JaLyn, I'm the same way. It took me forever to get my permit because I was afraid of the strangers. It's odd, I love people and I do well with them, but not crowds, crowds intimidate me. I'm working through it too and have gotten myself excited about showing, but if showing is going to be more stressful than it's worth for you, I'm sure you'll be able to find someone that will enjoy helping you. :hug:


----------



## shibby7 (Feb 20, 2012)

I am the exact same way! I've gotten a lot worse since becoming a stay at home mom 5 yrs ago. 
I can go to shows to watch and help, but you won't catch me showing lol.


----------



## Dani-1995 (Mar 11, 2011)

I personally would do it for nothing. Unless of course I'm coming along way just to show for someone. In that case I'd charge for my hotel room and gas to get there. 

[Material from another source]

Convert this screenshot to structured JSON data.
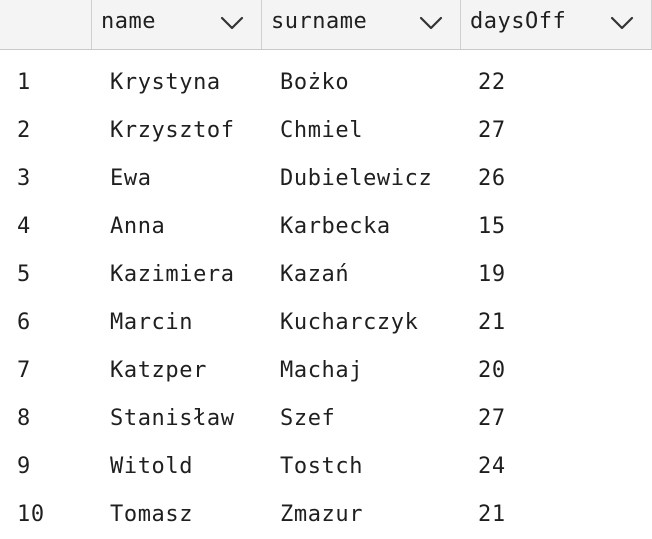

If I'm already there or its not an over night deal I'll do it for free so long as its not too much gas... It expensive keeping gas in a big ole truck.


----------



## JaLyn (Oct 10, 2012)

I just have one problem, how am i going to find someone if i rarely go anywhere lol..oh boy. I'm still going to try it and see. I did it once but my gosh i shook so hard lol..but either way i'm going to try it again because i really want to do this. If i just can't then hopefully i can find someone that maybe will go in the ring with me so then i won't be as nervous. If all else fails i will go the milk route with my goats lol. Thanks everyone for your replies, I really appreciate it.


----------



## jbreithaupt (Jun 24, 2012)

Call your local 4H extension office and see if there might be a teenager who is interested.. I used to do this for others with horses when I was younger because we didn't always have a horse of our own. It's a great opportunity for someone who may be less fortunate. Even see if there is someone who will come with you in case you just can't do it after you get there. We all have our phobias sweetheart. I can't give a shot!!! I pass out! I can stuff back in guts or birth a horse but can't give a simple little shot. I feel like a major loser every time I have to get a friend to come do injections for me. I'm working on it but you know how these things go. :wallbang:


----------